Doctors have spent generations trying to persuade superstitious populations of the benefits of inoculation. Psychologically, it makes sense when medical professionals can’t admit to the dangers of a jab, but may have had disastrous consequences for Sally Clark. She was accused of killing two of her children, who died in mysterious circumstances. Professor Sir Roy Meadow told a court she was suffering from Munchausen’s Syndrome by Proxy and the jury was told to discount the fact that her baby had been given a DTP injection hours before he died. After Sally Clark died at the age of 42 (friends said of a broken heart), Neville Hodgkinson analysed the case.

Deaths and major injuries from vaccines are rare, but if professionals take an ostrich-like attitude towards those that do occur — and instead blame the parents — the scene could be set for a major disaster….Clearly, Professor Meadow is much respected and has made a distinguished contribution to medicine. But was it really such an innocent mistake? Or was the professor in common with his paediatric colleagues avoiding facing up to a reality, unpleasant for professionals who have for years defended a controversial vaccine: that when a tiny baby dies five hours after being injected, a link between the two events might be more probable than that the mother was a murderer?’

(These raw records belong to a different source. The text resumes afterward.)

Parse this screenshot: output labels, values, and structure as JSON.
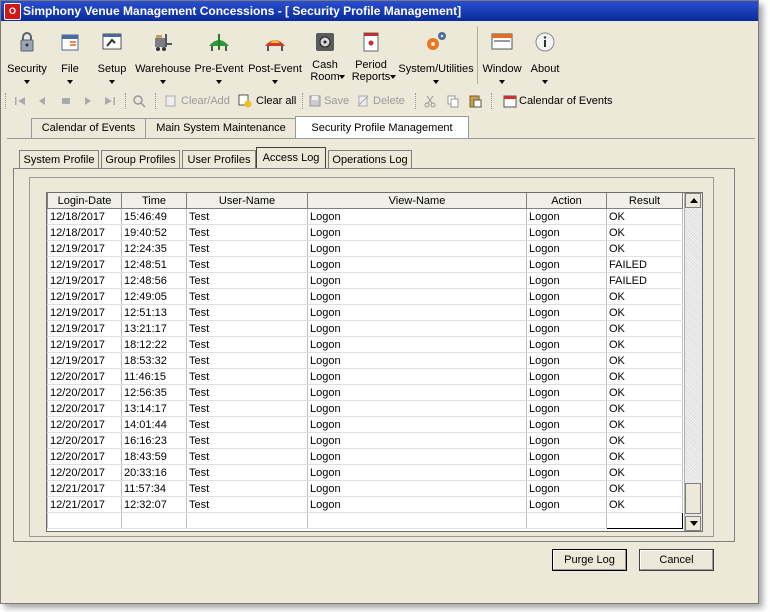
{
  "window": {
    "title": "Simphony Venue Management Concessions - [  Security Profile Management]",
    "app_icon": "oracle-app-icon"
  },
  "menu": [
    {
      "label": "Security",
      "icon": "lock-icon"
    },
    {
      "label": "File",
      "icon": "folder-icon"
    },
    {
      "label": "Setup",
      "icon": "setup-icon"
    },
    {
      "label": "Warehouse",
      "icon": "forklift-icon"
    },
    {
      "label": "Pre-Event",
      "icon": "tent-icon"
    },
    {
      "label": "Post-Event",
      "icon": "tent-icon"
    },
    {
      "label": "Cash Room",
      "label1": "Cash",
      "label2": "Room",
      "icon": "safe-icon"
    },
    {
      "label": "Period Reports",
      "label1": "Period",
      "label2": "Reports",
      "icon": "report-icon"
    },
    {
      "label": "System/Utilities",
      "icon": "gears-icon"
    },
    {
      "label": "Window",
      "icon": "window-icon"
    },
    {
      "label": "About",
      "icon": "info-icon"
    }
  ],
  "toolbar": {
    "clear_add": "Clear/Add",
    "clear_all": "Clear all",
    "save": "Save",
    "delete": "Delete",
    "calendar": "Calendar of Events"
  },
  "outer_tabs": [
    "Calendar of Events",
    "Main System Maintenance",
    "Security Profile Management"
  ],
  "inner_tabs": [
    "System Profile",
    "Group Profiles",
    "User Profiles",
    "Access Log",
    "Operations Log"
  ],
  "table": {
    "columns": [
      "Login-Date",
      "Time",
      "User-Name",
      "View-Name",
      "Action",
      "Result"
    ],
    "rows": [
      [
        "12/18/2017",
        "15:46:49",
        "Test",
        "Logon",
        "Logon",
        "OK"
      ],
      [
        "12/18/2017",
        "19:40:52",
        "Test",
        "Logon",
        "Logon",
        "OK"
      ],
      [
        "12/19/2017",
        "12:24:35",
        "Test",
        "Logon",
        "Logon",
        "OK"
      ],
      [
        "12/19/2017",
        "12:48:51",
        "Test",
        "Logon",
        "Logon",
        "FAILED"
      ],
      [
        "12/19/2017",
        "12:48:56",
        "Test",
        "Logon",
        "Logon",
        "FAILED"
      ],
      [
        "12/19/2017",
        "12:49:05",
        "Test",
        "Logon",
        "Logon",
        "OK"
      ],
      [
        "12/19/2017",
        "12:51:13",
        "Test",
        "Logon",
        "Logon",
        "OK"
      ],
      [
        "12/19/2017",
        "13:21:17",
        "Test",
        "Logon",
        "Logon",
        "OK"
      ],
      [
        "12/19/2017",
        "18:12:22",
        "Test",
        "Logon",
        "Logon",
        "OK"
      ],
      [
        "12/19/2017",
        "18:53:32",
        "Test",
        "Logon",
        "Logon",
        "OK"
      ],
      [
        "12/20/2017",
        "11:46:15",
        "Test",
        "Logon",
        "Logon",
        "OK"
      ],
      [
        "12/20/2017",
        "12:56:35",
        "Test",
        "Logon",
        "Logon",
        "OK"
      ],
      [
        "12/20/2017",
        "13:14:17",
        "Test",
        "Logon",
        "Logon",
        "OK"
      ],
      [
        "12/20/2017",
        "14:01:44",
        "Test",
        "Logon",
        "Logon",
        "OK"
      ],
      [
        "12/20/2017",
        "16:16:23",
        "Test",
        "Logon",
        "Logon",
        "OK"
      ],
      [
        "12/20/2017",
        "18:43:59",
        "Test",
        "Logon",
        "Logon",
        "OK"
      ],
      [
        "12/20/2017",
        "20:33:16",
        "Test",
        "Logon",
        "Logon",
        "OK"
      ],
      [
        "12/21/2017",
        "11:57:34",
        "Test",
        "Logon",
        "Logon",
        "OK"
      ],
      [
        "12/21/2017",
        "12:32:07",
        "Test",
        "Logon",
        "Logon",
        "OK"
      ],
      [
        "",
        "",
        "",
        "",
        "",
        ""
      ]
    ]
  },
  "buttons": {
    "purge": "Purge Log",
    "cancel": "Cancel"
  },
  "colors": {
    "titlebar": "#0a2a9a",
    "accent_red": "#d01818",
    "window_bg": "#ece9d8"
  }
}
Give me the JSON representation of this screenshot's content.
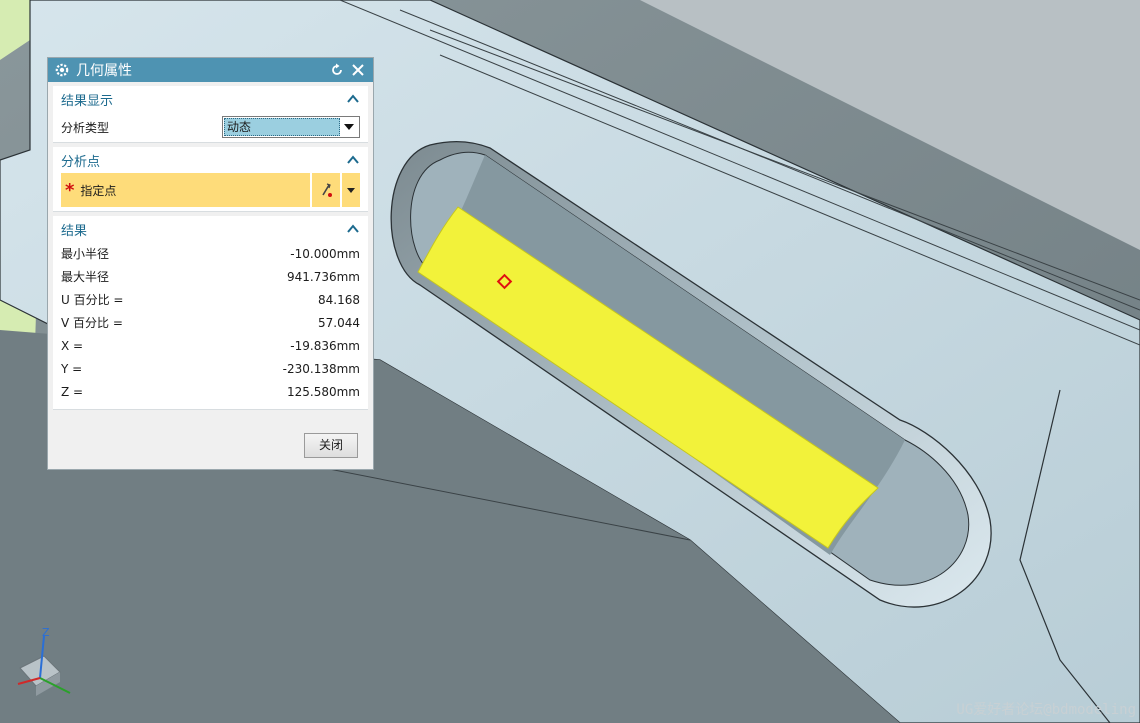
{
  "dialog": {
    "title": "几何属性",
    "sections": {
      "display": {
        "title": "结果显示",
        "analysis_type_label": "分析类型",
        "analysis_type_value": "动态"
      },
      "point": {
        "title": "分析点",
        "specify_label": "指定点"
      },
      "results": {
        "title": "结果",
        "rows": [
          {
            "label": "最小半径",
            "value": "-10.000mm"
          },
          {
            "label": "最大半径",
            "value": "941.736mm"
          },
          {
            "label": "U 百分比 =",
            "value": "84.168"
          },
          {
            "label": "V 百分比 =",
            "value": "57.044"
          },
          {
            "label": "X =",
            "value": "-19.836mm"
          },
          {
            "label": "Y =",
            "value": "-230.138mm"
          },
          {
            "label": "Z =",
            "value": "125.580mm"
          }
        ]
      }
    },
    "close_label": "关闭"
  },
  "triad": {
    "z_label": "Z"
  },
  "watermark": "UG爱好者论坛@bdmodeling",
  "colors": {
    "title_bar": "#4e93b2",
    "selection_highlight": "#fedc7a",
    "highlighted_face": "#f2f23a",
    "part_body": "#c9dbe3"
  }
}
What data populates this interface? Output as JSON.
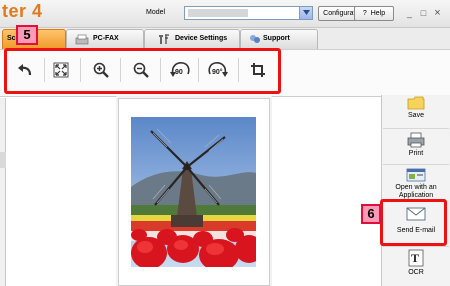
{
  "app": {
    "title": "ter 4"
  },
  "header": {
    "model_label": "Model",
    "config_label": "Configuration",
    "help_label": "Help",
    "help_mark": "?"
  },
  "window_controls": {
    "minimize": "_",
    "restore": "□",
    "close": "×"
  },
  "tabs": [
    {
      "label": "Sc",
      "icon": "scan-icon",
      "active": true
    },
    {
      "label": "PC-FAX",
      "icon": "fax-icon",
      "active": false
    },
    {
      "label": "Device Settings",
      "icon": "tools-icon",
      "active": false
    },
    {
      "label": "Support",
      "icon": "support-icon",
      "active": false
    }
  ],
  "toolbar": {
    "tools": [
      {
        "name": "undo-icon"
      },
      {
        "name": "fit-to-page-icon"
      },
      {
        "name": "zoom-in-icon"
      },
      {
        "name": "zoom-out-icon"
      },
      {
        "name": "rotate-left-90-icon",
        "label": "90"
      },
      {
        "name": "rotate-right-90-icon",
        "label": "90°"
      },
      {
        "name": "crop-icon"
      }
    ]
  },
  "annotations": {
    "step5": "5",
    "step6": "6"
  },
  "actions": [
    {
      "label": "Save",
      "icon": "folder-icon"
    },
    {
      "label": "Print",
      "icon": "printer-icon"
    },
    {
      "label": "Open with an Application",
      "icon": "application-icon"
    },
    {
      "label": "Send E-mail",
      "icon": "envelope-icon"
    },
    {
      "label": "OCR",
      "icon": "ocr-icon"
    }
  ],
  "colors": {
    "accent_orange": "#f09a2a",
    "highlight_red": "#ee1111",
    "badge_pink": "#ff99b8"
  }
}
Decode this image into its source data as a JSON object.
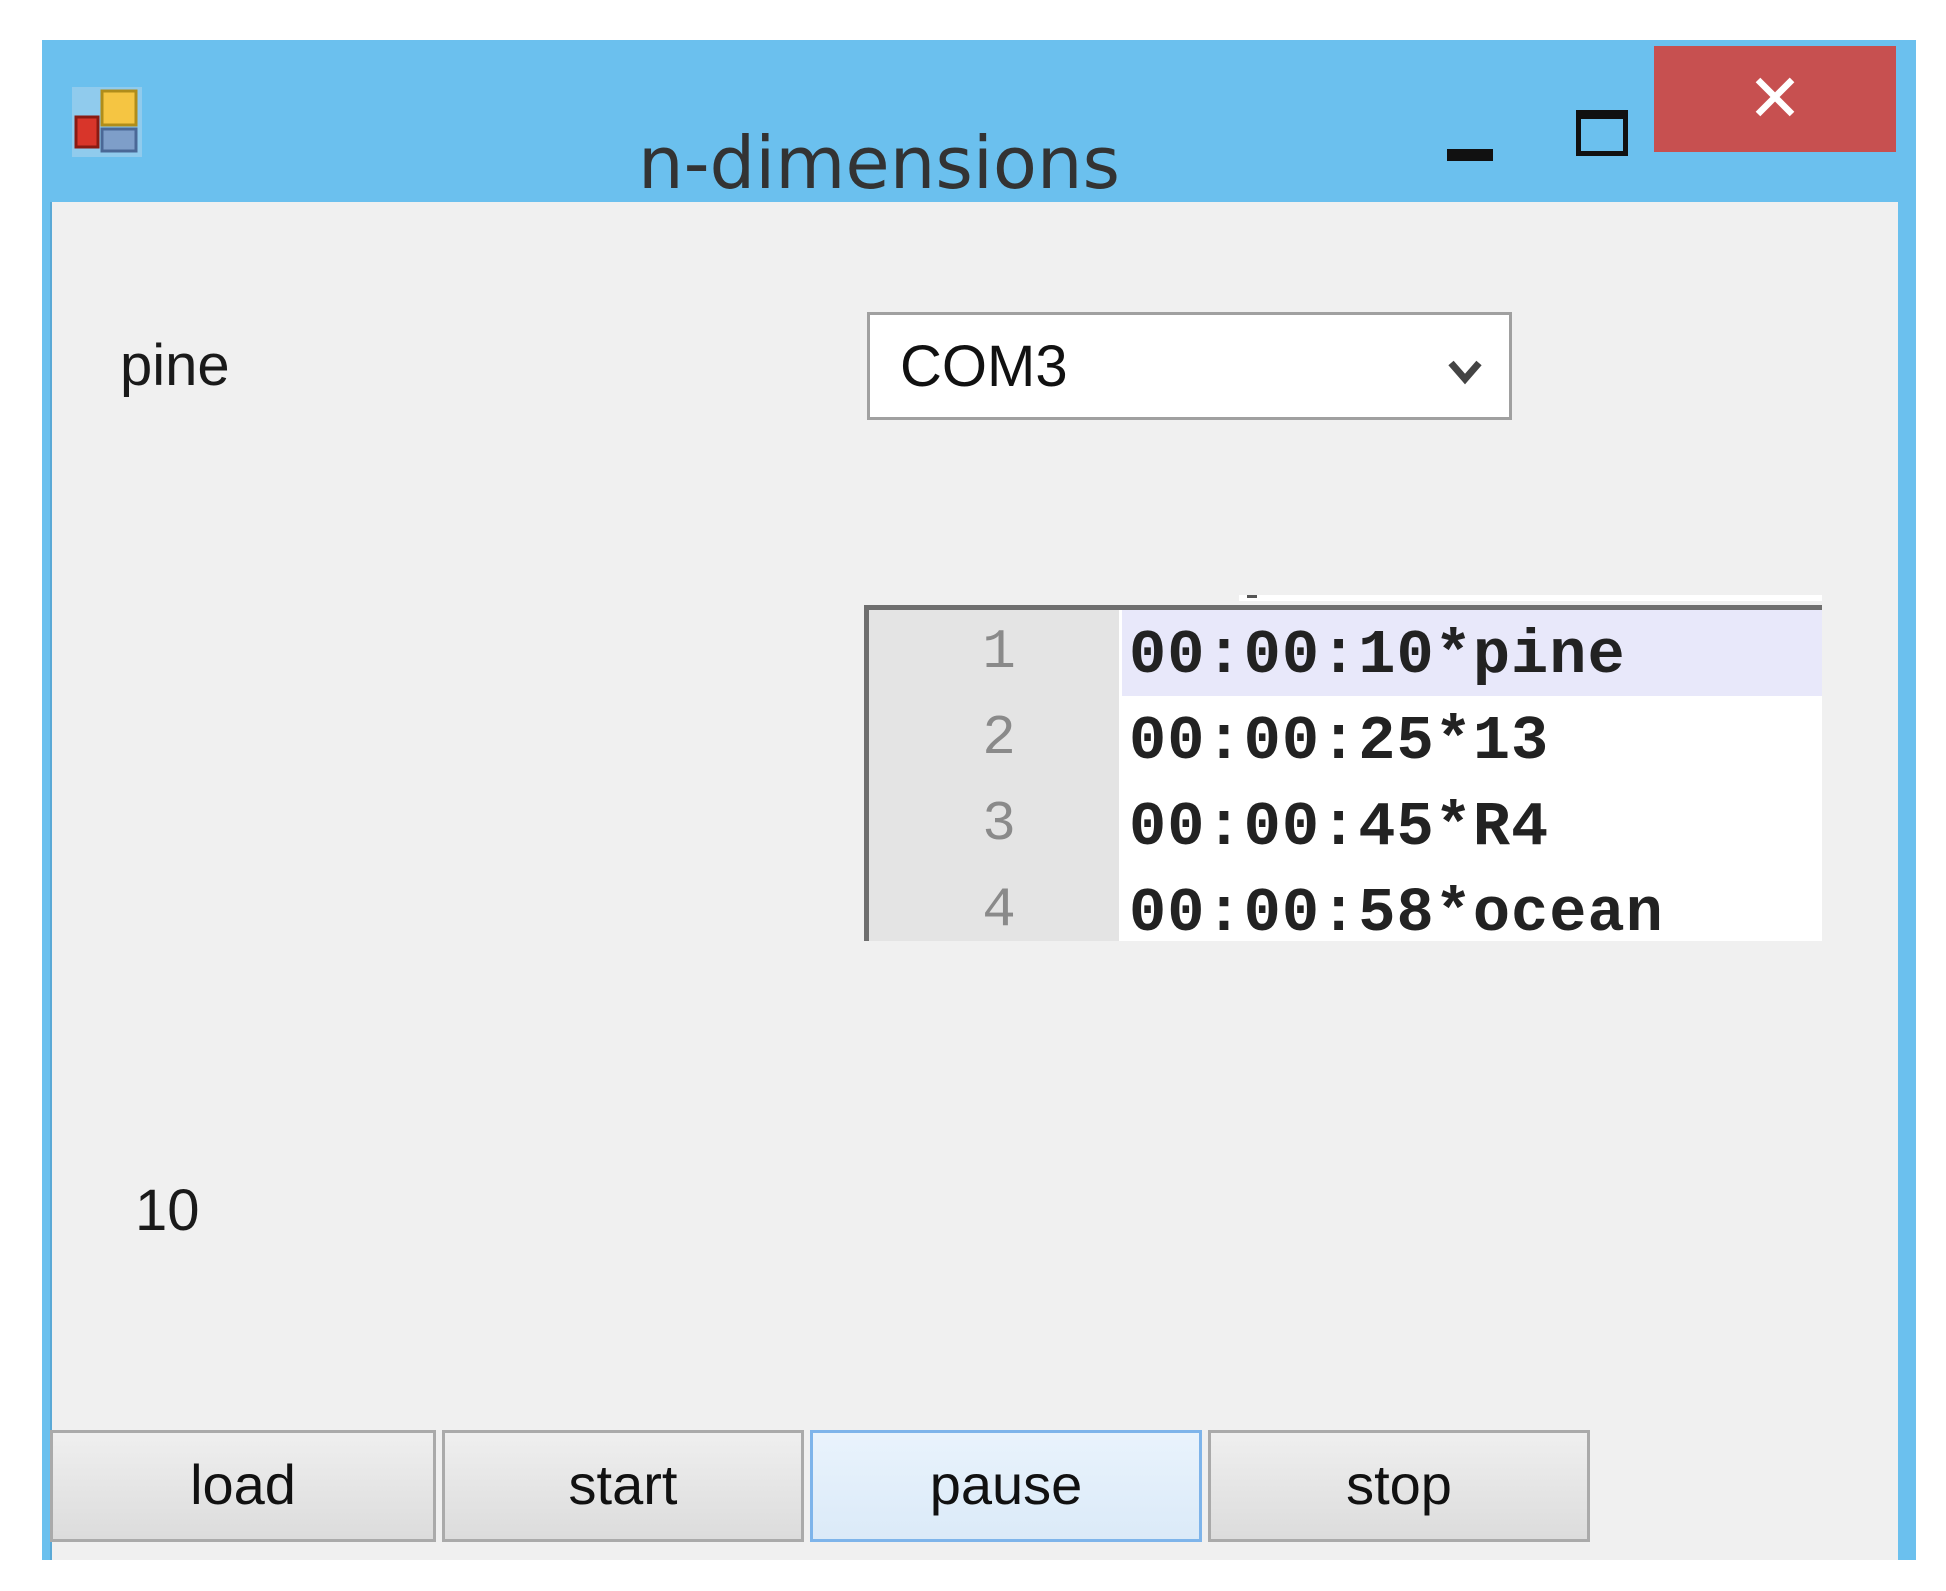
{
  "window": {
    "title": "n-dimensions",
    "icon": "app-window-icon",
    "controls": {
      "minimize": "minimize-icon",
      "maximize": "maximize-icon",
      "close_label": "✕"
    },
    "colors": {
      "titlebar": "#6bc0ee",
      "close": "#c75050",
      "client": "#f0f0f0"
    }
  },
  "labels": {
    "current_word": "pine",
    "counter": "10"
  },
  "port_select": {
    "value": "COM3"
  },
  "script_editor": {
    "lines": [
      {
        "number": "1",
        "text": "00:00:10*pine"
      },
      {
        "number": "2",
        "text": "00:00:25*13"
      },
      {
        "number": "3",
        "text": "00:00:45*R4"
      },
      {
        "number": "4",
        "text": "00:00:58*ocean"
      }
    ]
  },
  "buttons": {
    "load": "load",
    "start": "start",
    "pause": "pause",
    "stop": "stop"
  }
}
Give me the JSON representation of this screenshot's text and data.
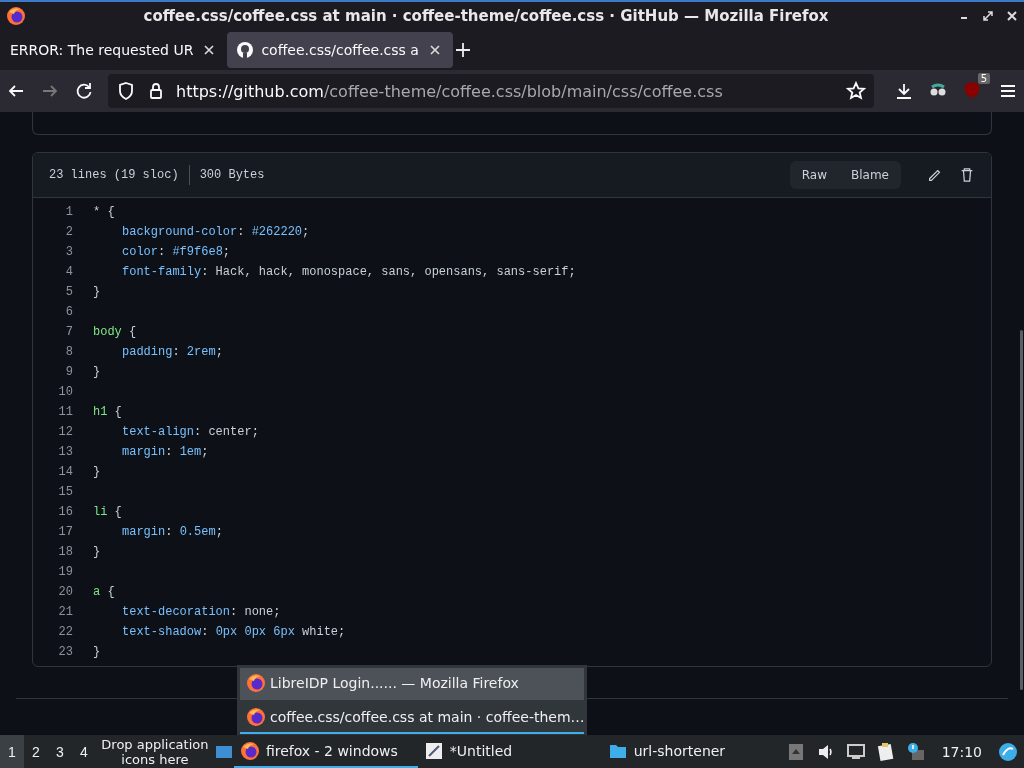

Andrew Wakefield’s now discredited research that linked the MMR vaccine to autism hit the same nerve in the medical establishment. Thousands of parents refused to have their babies vaccinated because of his paper. The evidence might have been flawed but it was peer reviewed and published in The Lancet. Wakefield’s mistake was no reason to strike him off, said Rod Liddle.

‘This is not a whine about the inexact nature of science, which is obviously a given; in a way it is the reverse. It is a whine about scientists not accepting the inexact nature of science — and dragging the rest of us along in their monomaniacal wake. Striking Andrew Wakefield off the medical register will not convince me that the MMR is safe.’

Bruce Aylward, who runs the WHO’s polio eradication programme, talks about polio as if he’s talking about a human enemy – one strain is low, sneaky and cunning, the other brash and bullying. He describes how polio exploits ignorance and prejudice, as well as geography, hiding itself in the remotest parts of the world. When the CIA admits to using a vaccination programme as a cover for spying or an Islamic preacher speaks out against inoculation, that’s a point to polio. In the agonisingly slow process of eradicating a disease, it’s easy to see why the doctors come out fighting – just as long as they’re right, all the time.